The reason this matters is simple: a modern AI accelerator is not a chip in the old sense. It is a system boundary drawn tightly around compute, memory, interconnect, substrate, thermals, and power delivery. The package is where many of those constraints meet.
The useful vocabulary
HBM is high-bandwidth memory. It is stacked memory placed close to the compute die so the accelerator can feed the model fast enough. Interposers and substrates help connect multiple pieces of silicon inside the package. CoWoS is one important packaging family, but the wider point is that advanced packages are not commodity assembly.
Why power readers should care
Better packages create more useful compute per accelerator. They also increase rack-level density. That changes cooling requirements, facility layouts, and the value of sites ready for high-density deployments.
In other words, packaging progress can increase the stress on power delivery. The chip gets better, the rack gets denser, the thermal design gets harder, and the facility becomes more specialized.

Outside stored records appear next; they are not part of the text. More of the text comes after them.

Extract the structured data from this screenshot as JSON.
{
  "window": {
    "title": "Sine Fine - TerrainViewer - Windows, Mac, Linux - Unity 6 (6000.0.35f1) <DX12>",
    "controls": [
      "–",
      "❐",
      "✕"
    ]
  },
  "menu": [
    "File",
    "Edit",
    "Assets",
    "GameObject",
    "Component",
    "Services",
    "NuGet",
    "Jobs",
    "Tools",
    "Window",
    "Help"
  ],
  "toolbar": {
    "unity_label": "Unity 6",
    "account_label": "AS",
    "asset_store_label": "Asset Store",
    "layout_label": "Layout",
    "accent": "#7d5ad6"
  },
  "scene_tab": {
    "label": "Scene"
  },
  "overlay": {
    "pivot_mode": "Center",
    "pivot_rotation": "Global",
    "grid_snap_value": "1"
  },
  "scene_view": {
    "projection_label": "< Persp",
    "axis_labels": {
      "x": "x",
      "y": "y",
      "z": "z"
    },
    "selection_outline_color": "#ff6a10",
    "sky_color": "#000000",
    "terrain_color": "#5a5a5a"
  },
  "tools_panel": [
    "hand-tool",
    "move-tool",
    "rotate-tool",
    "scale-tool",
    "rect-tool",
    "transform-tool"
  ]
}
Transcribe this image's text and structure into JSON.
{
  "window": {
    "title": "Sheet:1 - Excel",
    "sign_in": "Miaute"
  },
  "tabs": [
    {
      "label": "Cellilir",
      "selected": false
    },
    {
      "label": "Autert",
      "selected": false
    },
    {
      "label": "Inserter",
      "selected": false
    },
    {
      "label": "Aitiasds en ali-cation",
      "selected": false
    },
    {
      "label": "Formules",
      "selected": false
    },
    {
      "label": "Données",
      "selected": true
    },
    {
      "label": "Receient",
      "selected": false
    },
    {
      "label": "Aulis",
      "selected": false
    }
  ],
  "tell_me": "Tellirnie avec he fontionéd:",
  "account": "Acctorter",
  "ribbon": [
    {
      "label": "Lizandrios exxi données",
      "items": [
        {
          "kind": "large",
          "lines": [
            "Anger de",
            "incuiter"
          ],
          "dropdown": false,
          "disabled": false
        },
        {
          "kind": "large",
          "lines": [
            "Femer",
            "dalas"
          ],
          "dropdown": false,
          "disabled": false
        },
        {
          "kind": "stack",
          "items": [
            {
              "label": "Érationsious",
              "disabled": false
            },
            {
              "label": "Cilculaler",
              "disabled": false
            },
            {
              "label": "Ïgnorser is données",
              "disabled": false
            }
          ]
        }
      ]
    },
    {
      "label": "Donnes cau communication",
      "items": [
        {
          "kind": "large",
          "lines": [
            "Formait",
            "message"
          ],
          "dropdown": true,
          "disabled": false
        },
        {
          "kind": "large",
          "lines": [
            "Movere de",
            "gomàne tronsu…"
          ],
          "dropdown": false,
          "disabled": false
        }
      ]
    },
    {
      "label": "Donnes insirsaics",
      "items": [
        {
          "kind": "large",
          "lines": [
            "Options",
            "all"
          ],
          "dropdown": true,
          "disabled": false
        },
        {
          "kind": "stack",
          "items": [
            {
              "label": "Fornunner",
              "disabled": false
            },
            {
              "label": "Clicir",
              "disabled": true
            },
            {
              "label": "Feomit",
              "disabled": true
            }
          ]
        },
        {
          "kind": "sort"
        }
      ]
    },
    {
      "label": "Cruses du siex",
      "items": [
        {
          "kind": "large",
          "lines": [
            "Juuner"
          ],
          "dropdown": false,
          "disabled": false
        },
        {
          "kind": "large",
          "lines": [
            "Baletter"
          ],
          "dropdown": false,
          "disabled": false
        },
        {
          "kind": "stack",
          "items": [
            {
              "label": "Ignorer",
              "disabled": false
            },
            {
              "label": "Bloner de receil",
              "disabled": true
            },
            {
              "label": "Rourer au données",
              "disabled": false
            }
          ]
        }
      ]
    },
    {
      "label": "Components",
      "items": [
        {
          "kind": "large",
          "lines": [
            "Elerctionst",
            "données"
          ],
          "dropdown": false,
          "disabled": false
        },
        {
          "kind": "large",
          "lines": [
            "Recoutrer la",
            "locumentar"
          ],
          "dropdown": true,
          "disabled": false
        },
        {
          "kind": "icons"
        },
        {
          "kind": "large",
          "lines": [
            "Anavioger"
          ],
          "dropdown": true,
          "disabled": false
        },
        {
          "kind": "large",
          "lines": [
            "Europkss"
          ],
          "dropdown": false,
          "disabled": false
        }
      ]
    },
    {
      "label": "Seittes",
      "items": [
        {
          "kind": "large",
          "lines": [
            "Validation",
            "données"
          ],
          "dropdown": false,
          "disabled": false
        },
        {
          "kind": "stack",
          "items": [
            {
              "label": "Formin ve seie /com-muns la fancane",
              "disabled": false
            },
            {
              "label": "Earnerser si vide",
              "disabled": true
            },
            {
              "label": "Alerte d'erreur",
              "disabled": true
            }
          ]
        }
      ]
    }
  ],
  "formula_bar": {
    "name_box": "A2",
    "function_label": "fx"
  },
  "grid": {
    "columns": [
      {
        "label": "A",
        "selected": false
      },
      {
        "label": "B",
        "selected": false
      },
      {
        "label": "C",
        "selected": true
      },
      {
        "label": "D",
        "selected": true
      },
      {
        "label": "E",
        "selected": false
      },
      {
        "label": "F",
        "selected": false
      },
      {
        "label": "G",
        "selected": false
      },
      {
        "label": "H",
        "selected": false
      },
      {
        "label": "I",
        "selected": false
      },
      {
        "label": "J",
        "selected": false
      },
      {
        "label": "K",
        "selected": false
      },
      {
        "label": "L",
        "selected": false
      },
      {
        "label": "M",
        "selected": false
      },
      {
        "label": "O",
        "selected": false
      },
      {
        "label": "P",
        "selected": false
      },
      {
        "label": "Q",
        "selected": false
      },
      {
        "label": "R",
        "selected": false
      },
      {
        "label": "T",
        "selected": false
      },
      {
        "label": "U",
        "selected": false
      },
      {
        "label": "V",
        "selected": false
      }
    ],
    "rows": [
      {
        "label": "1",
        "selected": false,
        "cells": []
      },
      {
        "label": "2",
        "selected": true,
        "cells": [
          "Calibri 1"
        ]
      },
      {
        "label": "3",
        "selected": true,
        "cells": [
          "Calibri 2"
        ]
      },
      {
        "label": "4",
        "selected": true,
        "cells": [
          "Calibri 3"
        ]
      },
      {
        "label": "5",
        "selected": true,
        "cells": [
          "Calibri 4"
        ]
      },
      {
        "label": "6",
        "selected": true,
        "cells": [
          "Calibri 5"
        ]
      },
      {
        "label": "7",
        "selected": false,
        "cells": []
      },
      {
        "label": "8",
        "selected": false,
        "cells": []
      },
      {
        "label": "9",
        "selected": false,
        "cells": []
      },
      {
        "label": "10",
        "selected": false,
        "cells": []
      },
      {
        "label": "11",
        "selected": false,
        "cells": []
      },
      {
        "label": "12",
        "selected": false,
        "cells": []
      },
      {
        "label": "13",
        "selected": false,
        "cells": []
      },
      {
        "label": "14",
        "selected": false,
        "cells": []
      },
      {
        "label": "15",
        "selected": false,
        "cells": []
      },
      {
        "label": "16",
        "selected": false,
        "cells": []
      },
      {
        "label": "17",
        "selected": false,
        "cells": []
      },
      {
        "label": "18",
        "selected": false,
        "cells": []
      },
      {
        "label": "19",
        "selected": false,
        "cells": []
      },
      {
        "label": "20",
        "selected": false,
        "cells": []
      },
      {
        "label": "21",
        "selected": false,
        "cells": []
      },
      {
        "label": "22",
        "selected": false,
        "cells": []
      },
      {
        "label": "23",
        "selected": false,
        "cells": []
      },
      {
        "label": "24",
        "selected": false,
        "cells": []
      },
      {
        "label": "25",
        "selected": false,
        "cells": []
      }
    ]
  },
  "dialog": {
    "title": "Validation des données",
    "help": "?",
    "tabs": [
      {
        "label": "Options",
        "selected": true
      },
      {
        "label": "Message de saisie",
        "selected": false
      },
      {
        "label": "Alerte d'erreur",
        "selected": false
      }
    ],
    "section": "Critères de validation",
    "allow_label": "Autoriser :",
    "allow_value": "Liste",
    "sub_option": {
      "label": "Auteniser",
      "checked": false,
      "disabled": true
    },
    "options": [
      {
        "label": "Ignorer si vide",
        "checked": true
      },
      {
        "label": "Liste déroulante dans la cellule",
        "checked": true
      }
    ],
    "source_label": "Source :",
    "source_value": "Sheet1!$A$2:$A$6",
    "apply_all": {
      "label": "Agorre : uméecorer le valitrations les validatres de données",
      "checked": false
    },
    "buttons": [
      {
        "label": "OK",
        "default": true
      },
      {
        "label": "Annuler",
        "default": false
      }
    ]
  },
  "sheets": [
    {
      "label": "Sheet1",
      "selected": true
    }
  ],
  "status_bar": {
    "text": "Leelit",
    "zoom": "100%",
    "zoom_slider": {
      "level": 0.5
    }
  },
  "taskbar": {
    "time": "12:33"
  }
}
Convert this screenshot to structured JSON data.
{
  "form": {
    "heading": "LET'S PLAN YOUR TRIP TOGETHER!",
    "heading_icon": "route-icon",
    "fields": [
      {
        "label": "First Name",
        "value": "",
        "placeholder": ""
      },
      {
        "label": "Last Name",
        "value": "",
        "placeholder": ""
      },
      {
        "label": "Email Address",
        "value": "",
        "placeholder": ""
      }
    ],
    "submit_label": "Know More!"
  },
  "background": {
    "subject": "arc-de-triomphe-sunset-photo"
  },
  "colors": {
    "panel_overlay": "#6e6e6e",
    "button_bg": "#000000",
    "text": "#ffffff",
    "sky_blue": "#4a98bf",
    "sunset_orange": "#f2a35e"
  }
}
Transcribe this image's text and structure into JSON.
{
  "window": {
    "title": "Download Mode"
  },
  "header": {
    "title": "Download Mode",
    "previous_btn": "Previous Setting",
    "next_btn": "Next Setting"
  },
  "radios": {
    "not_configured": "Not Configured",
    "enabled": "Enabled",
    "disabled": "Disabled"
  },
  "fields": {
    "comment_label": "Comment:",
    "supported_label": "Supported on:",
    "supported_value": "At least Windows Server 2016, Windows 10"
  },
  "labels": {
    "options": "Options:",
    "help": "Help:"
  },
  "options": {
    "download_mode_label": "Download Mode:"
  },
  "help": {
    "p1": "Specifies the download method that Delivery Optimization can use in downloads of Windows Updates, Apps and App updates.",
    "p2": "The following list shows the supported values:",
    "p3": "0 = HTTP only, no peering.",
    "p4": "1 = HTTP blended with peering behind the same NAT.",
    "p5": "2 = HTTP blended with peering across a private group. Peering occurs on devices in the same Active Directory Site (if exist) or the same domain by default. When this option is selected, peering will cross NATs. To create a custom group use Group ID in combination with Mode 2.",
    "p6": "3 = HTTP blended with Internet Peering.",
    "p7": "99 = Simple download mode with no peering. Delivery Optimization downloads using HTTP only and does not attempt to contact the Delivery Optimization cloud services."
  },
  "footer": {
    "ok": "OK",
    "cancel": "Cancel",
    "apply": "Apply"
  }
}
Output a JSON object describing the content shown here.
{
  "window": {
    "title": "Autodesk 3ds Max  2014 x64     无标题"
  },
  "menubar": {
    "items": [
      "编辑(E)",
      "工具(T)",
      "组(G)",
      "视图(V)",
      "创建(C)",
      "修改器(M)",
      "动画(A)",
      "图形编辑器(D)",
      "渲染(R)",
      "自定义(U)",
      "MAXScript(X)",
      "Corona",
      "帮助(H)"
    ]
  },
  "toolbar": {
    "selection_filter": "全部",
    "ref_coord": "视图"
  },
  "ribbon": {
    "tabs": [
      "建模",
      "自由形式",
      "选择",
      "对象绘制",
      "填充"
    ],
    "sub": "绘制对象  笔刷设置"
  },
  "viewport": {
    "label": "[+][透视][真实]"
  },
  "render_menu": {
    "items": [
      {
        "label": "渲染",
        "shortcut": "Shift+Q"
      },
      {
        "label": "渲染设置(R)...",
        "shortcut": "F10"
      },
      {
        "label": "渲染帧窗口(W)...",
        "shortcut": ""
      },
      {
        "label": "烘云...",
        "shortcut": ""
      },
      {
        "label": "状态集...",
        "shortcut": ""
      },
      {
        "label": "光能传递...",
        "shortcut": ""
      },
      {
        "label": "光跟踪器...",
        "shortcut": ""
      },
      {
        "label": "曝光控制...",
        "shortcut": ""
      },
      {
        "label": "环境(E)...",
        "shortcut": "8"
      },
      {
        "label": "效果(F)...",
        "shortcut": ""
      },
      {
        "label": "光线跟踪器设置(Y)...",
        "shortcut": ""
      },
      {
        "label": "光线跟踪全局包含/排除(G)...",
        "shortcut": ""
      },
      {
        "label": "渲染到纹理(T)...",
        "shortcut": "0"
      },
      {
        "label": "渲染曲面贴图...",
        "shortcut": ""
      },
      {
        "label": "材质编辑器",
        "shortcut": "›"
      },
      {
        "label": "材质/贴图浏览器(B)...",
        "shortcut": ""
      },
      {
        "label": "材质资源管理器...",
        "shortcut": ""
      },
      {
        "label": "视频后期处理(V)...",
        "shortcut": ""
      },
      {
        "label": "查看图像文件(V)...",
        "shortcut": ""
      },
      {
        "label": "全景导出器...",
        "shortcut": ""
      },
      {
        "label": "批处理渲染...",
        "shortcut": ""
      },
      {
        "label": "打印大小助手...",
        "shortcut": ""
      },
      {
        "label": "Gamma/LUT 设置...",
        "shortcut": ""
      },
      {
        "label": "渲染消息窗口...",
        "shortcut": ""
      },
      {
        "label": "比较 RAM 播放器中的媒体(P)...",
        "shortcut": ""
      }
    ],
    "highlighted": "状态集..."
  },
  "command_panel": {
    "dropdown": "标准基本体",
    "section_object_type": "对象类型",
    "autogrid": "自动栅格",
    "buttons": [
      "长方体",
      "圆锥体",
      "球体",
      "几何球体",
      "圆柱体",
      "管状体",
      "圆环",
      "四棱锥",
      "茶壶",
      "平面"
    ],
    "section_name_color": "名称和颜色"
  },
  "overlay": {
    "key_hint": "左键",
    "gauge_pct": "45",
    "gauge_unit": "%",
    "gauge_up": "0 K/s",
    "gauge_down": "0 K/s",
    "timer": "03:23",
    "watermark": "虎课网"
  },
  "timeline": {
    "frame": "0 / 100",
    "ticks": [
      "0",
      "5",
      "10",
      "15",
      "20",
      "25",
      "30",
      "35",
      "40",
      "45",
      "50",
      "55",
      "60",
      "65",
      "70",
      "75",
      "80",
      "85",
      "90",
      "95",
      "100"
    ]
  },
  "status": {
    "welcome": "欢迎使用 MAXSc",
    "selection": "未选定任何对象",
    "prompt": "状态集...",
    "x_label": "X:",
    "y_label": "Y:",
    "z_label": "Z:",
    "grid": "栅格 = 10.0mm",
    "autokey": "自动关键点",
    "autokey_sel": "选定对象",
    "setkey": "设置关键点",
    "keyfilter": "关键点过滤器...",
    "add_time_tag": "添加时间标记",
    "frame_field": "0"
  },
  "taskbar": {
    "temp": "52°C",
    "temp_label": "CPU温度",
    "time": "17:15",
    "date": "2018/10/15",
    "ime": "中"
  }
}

The most useful question is not "how many chips can be made?" It is "how many complete, cooled, powered accelerator systems can become productive?"
How to read supply news
When a supplier talks about packaging capacity, look for which package family, which memory generation, which substrate assumptions, and which customer mix. Generic capacity statements are often less useful than a narrow comment about allocation, utilization, or bottlenecks in one sub-step.
This is why Watts per Tokens treats packaging headlines as infrastructure headlines. They tell us where performance gains will appear, but they also hint at where power density and cooling stress will move next.